U.S. President George W. Bush praised Maliki’s “boldness” in launching the operation and said it showed the Iraqi leader’s commitment to “enforce the law in an even-handed manner”.
Tens of thousands of Sadr supporters marched in Baghdad in a massive show of force for the cleric, demanding Maliki’s removal. In the vast Sadr City slum, named after the cleric’s slain father, crowds of angry men chanted slogans.
“We demand the downfall of the Maliki government. It does not represent the people. It represents Bush and Cheney,” marcher Hussein Abu Ali said.
The slum of 2 million people is in a virtual state of siege.
“We are trapped in our homes with no water or electricity since yesterday. We can’t bathe our children or wash our clothes,” said a resident who gave his name as Mohammed.

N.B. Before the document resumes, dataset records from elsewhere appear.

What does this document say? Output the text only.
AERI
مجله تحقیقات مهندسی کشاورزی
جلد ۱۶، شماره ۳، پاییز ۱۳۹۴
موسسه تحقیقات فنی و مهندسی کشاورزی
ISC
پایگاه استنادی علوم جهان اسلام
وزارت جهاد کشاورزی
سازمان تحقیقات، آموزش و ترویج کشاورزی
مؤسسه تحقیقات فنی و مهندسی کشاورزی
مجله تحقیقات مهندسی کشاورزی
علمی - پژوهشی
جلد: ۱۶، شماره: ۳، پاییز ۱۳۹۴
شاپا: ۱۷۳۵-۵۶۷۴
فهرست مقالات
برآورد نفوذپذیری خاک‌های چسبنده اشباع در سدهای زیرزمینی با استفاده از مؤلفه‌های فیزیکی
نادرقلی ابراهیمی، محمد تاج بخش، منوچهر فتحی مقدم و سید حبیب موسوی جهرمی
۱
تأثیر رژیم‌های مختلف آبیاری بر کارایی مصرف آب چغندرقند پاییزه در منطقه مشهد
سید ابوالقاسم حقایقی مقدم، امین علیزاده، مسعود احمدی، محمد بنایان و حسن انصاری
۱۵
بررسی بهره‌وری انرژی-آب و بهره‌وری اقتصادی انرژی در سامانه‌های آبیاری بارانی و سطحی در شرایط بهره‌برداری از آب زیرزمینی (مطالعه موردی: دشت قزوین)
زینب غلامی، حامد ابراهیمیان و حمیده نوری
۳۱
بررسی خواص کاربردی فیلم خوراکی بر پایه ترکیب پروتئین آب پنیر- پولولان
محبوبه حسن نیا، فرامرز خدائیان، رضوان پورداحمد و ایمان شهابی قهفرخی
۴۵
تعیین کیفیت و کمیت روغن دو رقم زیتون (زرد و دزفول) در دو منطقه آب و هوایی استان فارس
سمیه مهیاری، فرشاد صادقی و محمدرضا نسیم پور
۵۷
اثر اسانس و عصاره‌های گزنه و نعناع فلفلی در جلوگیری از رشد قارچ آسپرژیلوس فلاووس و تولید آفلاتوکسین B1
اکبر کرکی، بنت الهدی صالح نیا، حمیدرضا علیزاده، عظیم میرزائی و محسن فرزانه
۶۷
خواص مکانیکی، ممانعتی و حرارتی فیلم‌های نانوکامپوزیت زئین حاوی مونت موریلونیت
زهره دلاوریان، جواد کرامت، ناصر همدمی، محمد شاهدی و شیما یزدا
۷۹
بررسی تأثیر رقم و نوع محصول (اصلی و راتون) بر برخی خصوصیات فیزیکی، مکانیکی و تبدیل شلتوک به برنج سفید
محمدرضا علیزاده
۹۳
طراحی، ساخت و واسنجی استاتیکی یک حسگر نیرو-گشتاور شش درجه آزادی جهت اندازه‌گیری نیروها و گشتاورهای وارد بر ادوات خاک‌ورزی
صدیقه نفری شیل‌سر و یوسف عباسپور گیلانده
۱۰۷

Demonstrations were also held in the Kadhimiya and Shula districts, among the largest anti-government protests Maliki’s government has faced. An Interior Ministry source said hundreds of thousands took part.
A Reuters correspondent in Basra said Iraqi forces had cordoned off seven districts but were being repelled by Mehdi Army fighters inside them. Helicopters swooped overhead.
Reuters television pictures showed masked Mehdi fighters firing mortars, waving rocket launchers in the air and dancing with children in the streets. Some showed off captured government vehicles sprayed with Mehdi Army slogans.
Authorities imposed curfews in other Shi’ite towns to halt the spread of the violence. Many shops in Baghdad were shut and the streets largely empty as people stayed at home.
An Interior Ministry source said 51 people had been killed and more than 200 wounded so far in Basra alone. Basra’s police chief survived a roadside bomb which killed three bodyguards.
Clashes have spread in the past two days to the southern cities of Kut, Hilla, Nassiriya, Diwaniya, Amara and Kerbala, as well as 13 predominantly Shi’ite neighborhoods of Baghdad that have a Mehdi Army presence.
The “Green Zone” in central Baghdad came under repeated rocket attack during the day in some of the worst barrages aimed at the government and diplomatic compound in recent months. One rocket landed inside the grounds of the U.S. embassy complex.
Many of the rockets fell short and landed in surrounding neighborhoods. The U.S. military blamed rogue elements of the Mehdi Army for the attacks, which it said killed one Iraqi and wounded 14 others.
Forty-four people have been killed and 75 wounded in Wasit province, police chief Abdul Hanin al-Imara said. U.S. planes flew over the provincial capital Kut and gunfire rang out as troops entered the streets, a Reuters witness said.
Ali Bustan, head of the health directorate for eastern Baghdad, said 30 bodies and more than 200 wounded had been brought to two hospitals in Sadr City.
Reuters television pictures showed fighters in T-shirts and jeans firing rocket-propelled grenades and rifles on the streets of the northern Shaab district. Police said Sadr followers had set ablaze a building of Maliki’s Dawa party.
U.S. and Iraqi checkpoints near Sadr City came under fire, said U.S. military spokesman Lieutenant-Colonel Steven Stover.
Gunmen also burst into the home of a government security spokesman, set it on fire and kidnapped him, police said.
Sadr’s aides say his ceasefire is still formally in place. But his followers have staged a “civil disobedience” campaign, forcing schools and shops to shut, and Sadr has threatened to declare a “civil revolt” if the crackdown is not halted.